I have to confess, it is difficult to choose movies for this project, because the horror movies I love are located at polar opposite ends of the camp-art spectrum, and the stuff in the middle -- which strikes me as more popular -- doesn't interest me very much. Angel Heart is on the classier, artier end of the spectrum. It's beautifully executed. It is visually rich, well paced, and the story -- which appears at first to be a convoluted knot -- unfolds cleanly and beautifully. Is it a mystery? A thriller? A horror movie? It's all three of these, and I'm not sure which should be the main classification.
Angel Heart was directed by Alan Parker whose body of work includes The Wall, Mississippi Burning, and Fame. He's not exceptionally prolific, but it appears that like Kubrick, he'd like to try his hand at every genre. And he might have succeeded better than Kubrick, come to think of it. His direction is heavily stylized but nearly invisible, except in the most suspenseful scenes, when he's trying to evoke a reaction from his audience. Yes, it takes you out of the movie, but this is still masterful work.
As impressed as I am with Parker's direction, I think the players are at least as interesting. I've never been a fan of Mickey Rourke, but he does a nice job with Angel, portraying him as an uncultured (but very intelligent) plebeian ("I'm from Harlem," he keeps saying, as if it's an apology). I also liked seeing Charlotte Rampling as the fortune teller. She keeps showing up in movies I like, rarely in large roles, but always in memorable ones. De Niro finds the right note for Cyphre; he doesn't have to stretch to accomplish the character, but (and if you've seen the movie, you'll understand) it would have been an easy opportunity to blow.
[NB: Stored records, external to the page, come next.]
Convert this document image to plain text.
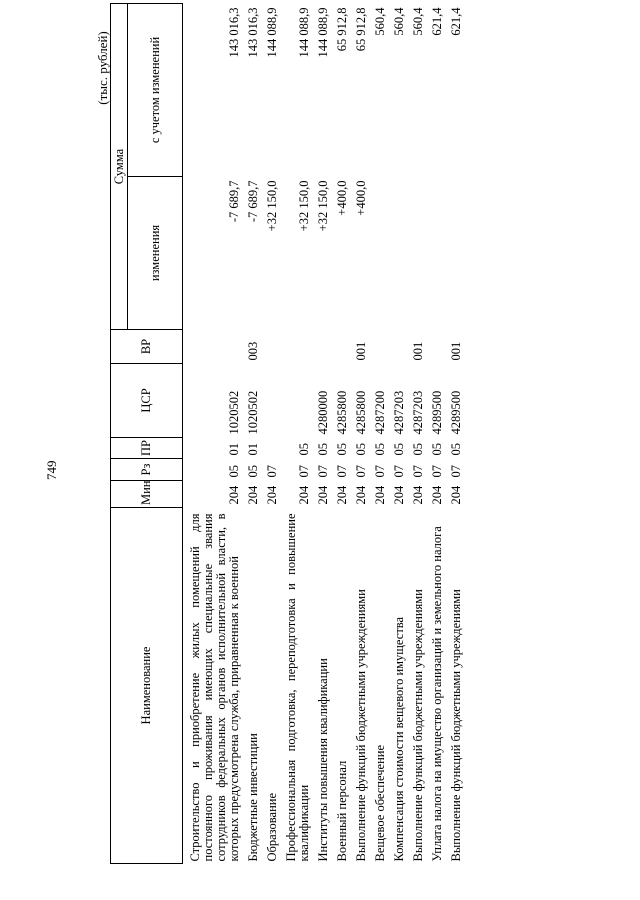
749
(тыс. рублей)
Наименование	Мин	Рз	ПР	ЦСР	ВР	Сумма	
						изменения	с учетом изменений
Строительство и приобретение жилых помещений для постоянного проживания имеющих специальные звания сотрудников федеральных органов исполнительной власти, в которых предусмотрена служба, приравненная к военной	204	05	01	1020502		-7 689,7	143 016,3
Бюджетные инвестиции	204	05	01	1020502	003	-7 689,7	143 016,3
Образование	204	07				+32 150,0	144 088,9
Профессиональная подготовка, переподготовка и повышение квалификации	204	07	05			+32 150,0	144 088,9
Институты повышения квалификации	204	07	05	4280000		+32 150,0	144 088,9
Военный персонал	204	07	05	4285800		+400,0	65 912,8
Выполнение функций бюджетными учреждениями	204	07	05	4285800	001	+400,0	65 912,8
Вещевое обеспечение	204	07	05	4287200			560,4
Компенсация стоимости вещевого имущества	204	07	05	4287203			560,4
Выполнение функций бюджетными учреждениями	204	07	05	4287203	001		560,4
Уплата налога на имущество организаций и земельного налога	204	07	05	4289500			621,4
Выполнение функций бюджетными учреждениями	204	07	05	4289500	001		621,4
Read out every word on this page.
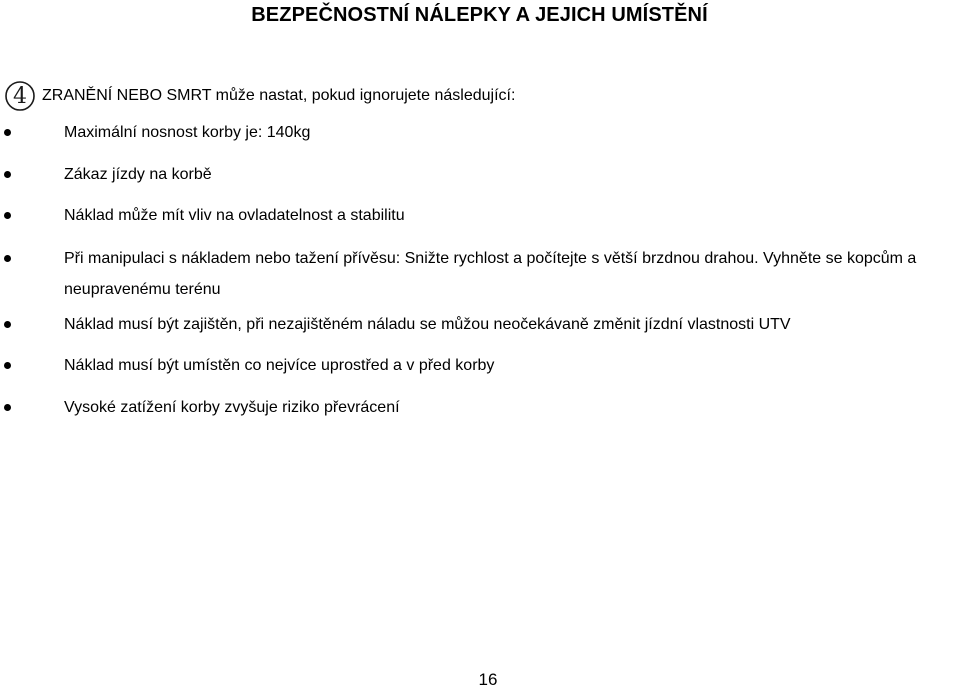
BEZPEČNOSTNÍ NÁLEPKY A JEJICH UMÍSTĚNÍ
4 ZRANĚNÍ NEBO SMRT může nastat, pokud ignorujete následující:
Maximální nosnost korby je: 140kg
Zákaz jízdy na korbě
Náklad může mít vliv na ovladatelnost a stabilitu
Při manipulaci s nákladem nebo tažení přívěsu: Snižte rychlost a počítejte s větší brzdnou drahou. Vyhněte se kopcům a neupravenému terénu
Náklad musí být zajištěn, při nezajištěném náladu se můžou neočekávaně změnit jízdní vlastnosti UTV
Náklad musí být umístěn co nejvíce uprostřed a v před korby
Vysoké zatížení korby zvyšuje riziko převrácení
16
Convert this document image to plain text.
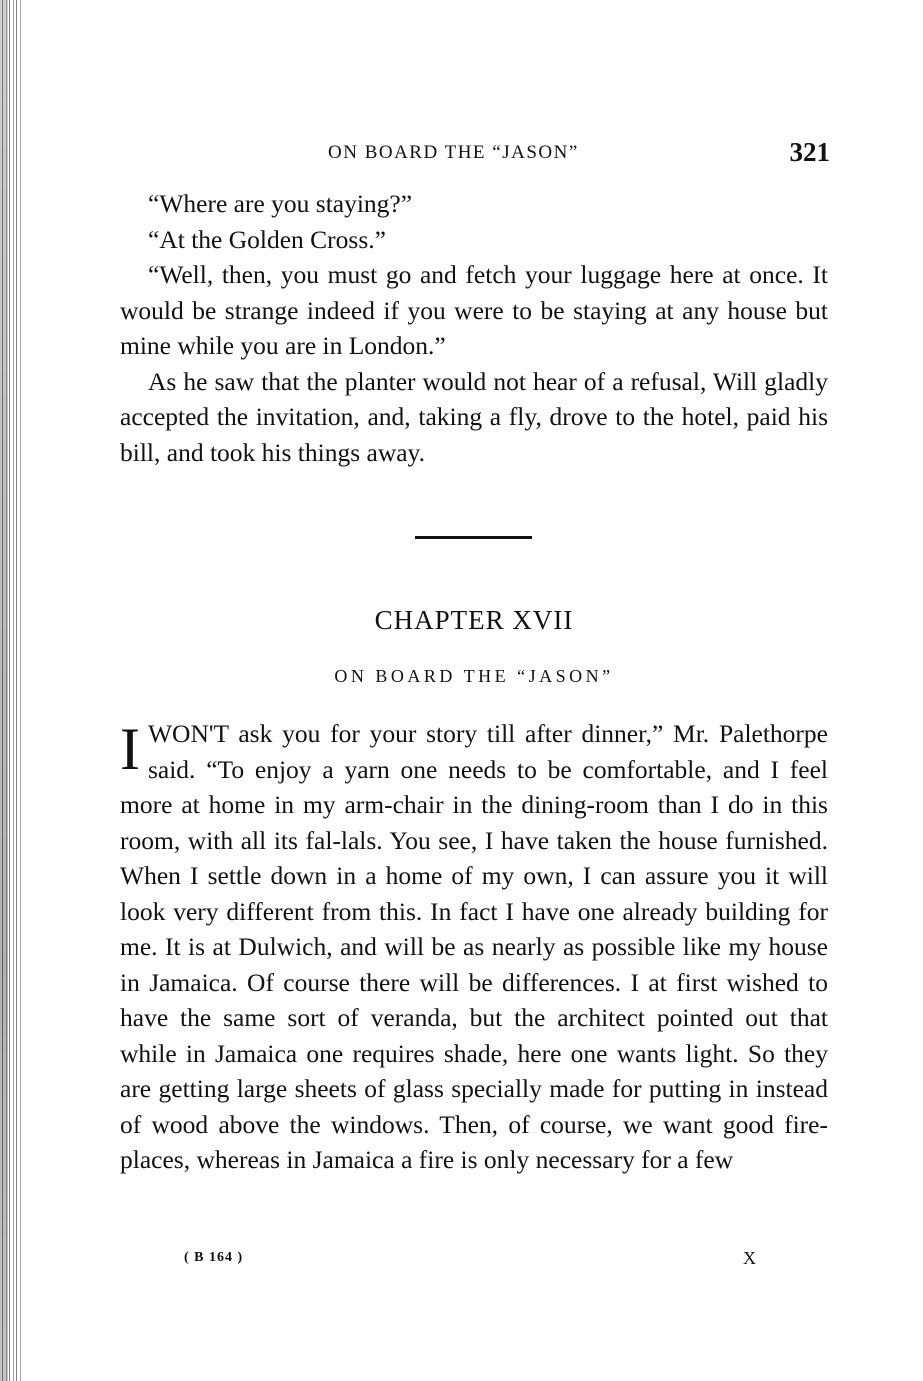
ON BOARD THE “JASON”	321

“Where are you staying?”

“At the Golden Cross.”

“Well, then, you must go and fetch your luggage here at once. It would be strange indeed if you were to be staying at any house but mine while you are in London.”

As he saw that the planter would not hear of a refusal, Will gladly accepted the invitation, and, taking a fly, drove to the hotel, paid his bill, and took his things away.

CHAPTER XVII
ON BOARD THE “JASON”

IWON'T ask you for your story till after dinner,” Mr. Palethorpe said. “To enjoy a yarn one needs to be comfortable, and I feel more at home in my arm-chair in the dining-room than I do in this room, with all its fal-lals. You see, I have taken the house furnished. When I settle down in a home of my own, I can assure you it will look very different from this. In fact I have one already building for me. It is at Dulwich, and will be as nearly as possible like my house in Jamaica. Of course there will be differences. I at first wished to have the same sort of veranda, but the architect pointed out that while in Jamaica one requires shade, here one wants light. So they are getting large sheets of glass specially made for putting in instead of wood above the windows. Then, of course, we want good fire-places, whereas in Jamaica a fire is only necessary for a few

( B 164 )	X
It might have been possible, in 1987 when the movie came out, to ignore the big controversy surrounding Angel Heart, and in particular, Lisa Bonet. I don't think I can get away with that now, though. Bonet plays Epiphany Proudfoot, the voodoo priestess. She'd just left The Cosby Show to star in her own spin-off sitcom, A Different World, and her role in Angel Heart feels like a declarative statement: "I've grown the hell up, and I'll do what I damn well please." What she damn well pleased, apparently, was getting permanently fired from The Cosby Show in 1991 for being unprofessional. I've skipped the point I was trying to make, though: Bonet and Rourke have an incredibly explicit sex scene so graphic that the MPAA required it to be cut by several seconds to obtain an R rating. This was well known by the time the film was released, and the controversy probably filled quite a few theater seats. Bonet's career took a nosedive after that, mostly because she'd been branded as unreliable by Cosby's producers, but the performance she delivers here is raw and powerful, and something of an accomplishment, in a way that has nothing to do with being naked on film.
Elizabeth Berkeley might've learned a thing or two from Lisa Bonet, but apparently did not. Not that we'll be talking about Showgirls anytime soon. That one doesn't count as a horror movie, unless you were involved in financing it.